Invited talk: Constance Douwes

Constance Douwes

at École Centrale de Nantes, amphi E, 2pm.

Towards Sustainable Evaluation of Deep Neural Networks for Audio

Deep learning models are now a key component of modern audio systems, with their use increasing significantly over the years. Their flexibility and generalization capabilities make them powerful tools in various contexts, including speech synthesis, music generation, and machine listening. However, these advantages come at the cost of expensive training sessions that require large amounts of data and energy-intensive dedicated hardware, leading to significant greenhouse gas emissions. The metrics we use as a scientific community to evaluate our work are at the heart of this problem. Currently, deep learning research prioritizes performance and accuracy, often overshadowing the computational cost of these models. In this seminar, we propose a shift towards energy-aware model evaluation.

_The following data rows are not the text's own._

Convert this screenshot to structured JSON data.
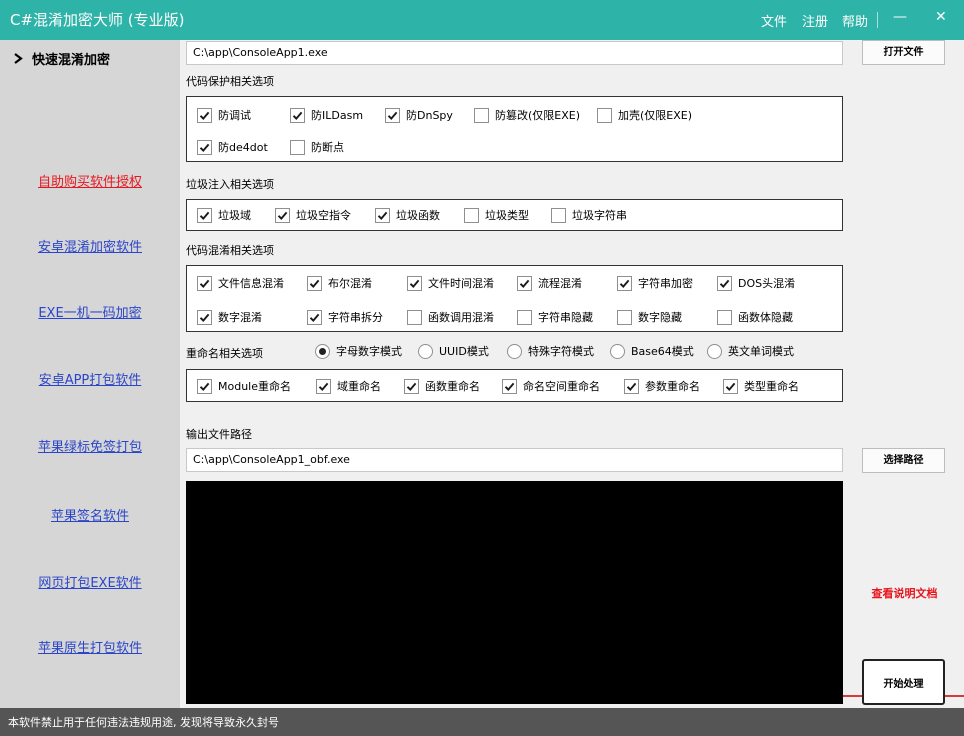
{
  "app": {
    "title": "C#混淆加密大师 (专业版)",
    "menu": [
      "文件",
      "注册",
      "帮助"
    ],
    "minimize": "—",
    "close": "✕"
  },
  "sidebar": {
    "header": "快速混淆加密",
    "links": [
      {
        "label": "自助购买软件授权",
        "color": "#e8161e"
      },
      {
        "label": "安卓混淆加密软件",
        "color": "#2a45c9"
      },
      {
        "label": "EXE一机一码加密",
        "color": "#2a45c9"
      },
      {
        "label": "安卓APP打包软件",
        "color": "#2a45c9"
      },
      {
        "label": "苹果绿标免签打包",
        "color": "#2a45c9"
      },
      {
        "label": "苹果签名软件",
        "color": "#2a45c9"
      },
      {
        "label": "网页打包EXE软件",
        "color": "#2a45c9"
      },
      {
        "label": "苹果原生打包软件",
        "color": "#2a45c9"
      }
    ]
  },
  "input_file": {
    "value": "C:\\app\\ConsoleApp1.exe",
    "button": "打开文件"
  },
  "protection": {
    "label": "代码保护相关选项",
    "options": [
      {
        "label": "防调试",
        "checked": true
      },
      {
        "label": "防ILDasm",
        "checked": true
      },
      {
        "label": "防DnSpy",
        "checked": true
      },
      {
        "label": "防篡改(仅限EXE)",
        "checked": false
      },
      {
        "label": "加壳(仅限EXE)",
        "checked": false
      },
      {
        "label": "防de4dot",
        "checked": true
      },
      {
        "label": "防断点",
        "checked": false
      }
    ]
  },
  "junk": {
    "label": "垃圾注入相关选项",
    "options": [
      {
        "label": "垃圾域",
        "checked": true
      },
      {
        "label": "垃圾空指令",
        "checked": true
      },
      {
        "label": "垃圾函数",
        "checked": true
      },
      {
        "label": "垃圾类型",
        "checked": false
      },
      {
        "label": "垃圾字符串",
        "checked": false
      }
    ]
  },
  "obfuscation": {
    "label": "代码混淆相关选项",
    "options": [
      {
        "label": "文件信息混淆",
        "checked": true
      },
      {
        "label": "布尔混淆",
        "checked": true
      },
      {
        "label": "文件时间混淆",
        "checked": true
      },
      {
        "label": "流程混淆",
        "checked": true
      },
      {
        "label": "字符串加密",
        "checked": true
      },
      {
        "label": "DOS头混淆",
        "checked": true
      },
      {
        "label": "数字混淆",
        "checked": true
      },
      {
        "label": "字符串拆分",
        "checked": true
      },
      {
        "label": "函数调用混淆",
        "checked": false
      },
      {
        "label": "字符串隐藏",
        "checked": false
      },
      {
        "label": "数字隐藏",
        "checked": false
      },
      {
        "label": "函数体隐藏",
        "checked": false
      }
    ]
  },
  "rename": {
    "label": "重命名相关选项",
    "modes": [
      {
        "label": "字母数字模式",
        "selected": true
      },
      {
        "label": "UUID模式",
        "selected": false
      },
      {
        "label": "特殊字符模式",
        "selected": false
      },
      {
        "label": "Base64模式",
        "selected": false
      },
      {
        "label": "英文单词模式",
        "selected": false
      }
    ],
    "options": [
      {
        "label": "Module重命名",
        "checked": true
      },
      {
        "label": "域重命名",
        "checked": true
      },
      {
        "label": "函数重命名",
        "checked": true
      },
      {
        "label": "命名空间重命名",
        "checked": true
      },
      {
        "label": "参数重命名",
        "checked": true
      },
      {
        "label": "类型重命名",
        "checked": true
      }
    ]
  },
  "output_path": {
    "label": "输出文件路径",
    "value": "C:\\app\\ConsoleApp1_obf.exe",
    "button": "选择路径"
  },
  "doc_link": "查看说明文档",
  "start_button": "开始处理",
  "status": "本软件禁止用于任何违法违规用途, 发现将导致永久封号"
}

Using a Pareto-optimal framework, we advocate for balancing performance with energy efficiency through an extended analysis of deep generative models for speech synthesis. Furthermore, we refine energy consumption measurements by studying elementary neural network architectures, highlighting complex relationships between energy consumption, the number of operations, and hardware dependencies. Finally, as organizers of the Detection and Classification of Acoustic Scenes and Events (DCASE) challenge, we analyze the impact of introducing an energy criterion on the challenge results and explore the evolution of system complexity and energy consumption over the years.